Soraya began copying the athletes at the Parapan Am Games after watching the Aug. 7-15 competition for people with disabilities, by doing her own running, hurdling and swimming activities.
“There was a competitor in a swimming competition and she was only 10 or 11 years old,” Keely says. “And Soraya said: ‘Wow, I didn’t know this was for kids.’ She had always loved swimming and running, but she never really thought of it as something she could do and maybe do well. So just watching that, she thought: ‘I think I would like to be a competitive swimmer’.”
Keely has since signed Soraya up with the Trent Swim Club, a competitive swim club in Peterborough that has developed regional, provincial and national record holders.
“Right now, if she has the ability, we just try to push her to be the best that she can,” Keely says. “She goes for an hour once a week. They start in a swim class, and from there they are selected to go on to the competitive team.”
Keely says Soraya is learning how to do the different swim strokes as well as how to do kick turns when swimming lengths.
“By doing that, she is also doing her own therapy by doing something she enjoys and loves,” Keely says. “She’s enjoying it and it is stretching her muscles.”
Soraya was diagnosed with cerebral palsy and bleeding in her brain about a week after she was born, so Keely stayed home with her for the first three years to help her do exercises at home and to take her for occupational and physical therapy once or twice a week at Five Counties Children’s Centre in Peterborough.
“That was basically my job to get her to do everything she could,” Keely says. “The doctor, about a week (after) she was born, said she was going to have cerebral palsy and that she had bleeding in her brain. And that she was probably not going to walk or talk.”

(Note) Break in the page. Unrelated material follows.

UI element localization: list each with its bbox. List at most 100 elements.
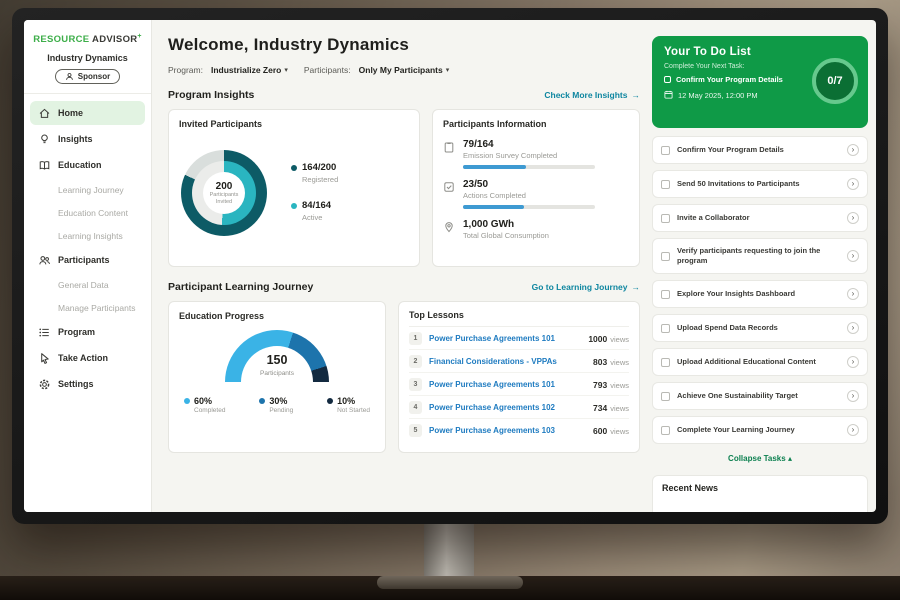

Keely says Soraya didn’t hit the milestones at the same time as other children, but followed her own schedule.
“She’s doing great — she did what she wanted when she was ready,” Keely says. “So it’s been a long nine years. She had botox to loosen her leg; six to eight needles every three months in her leg, which was awful for her and for us.”
Soraya usually practices running at her elementary school by running around the school yard four times every day.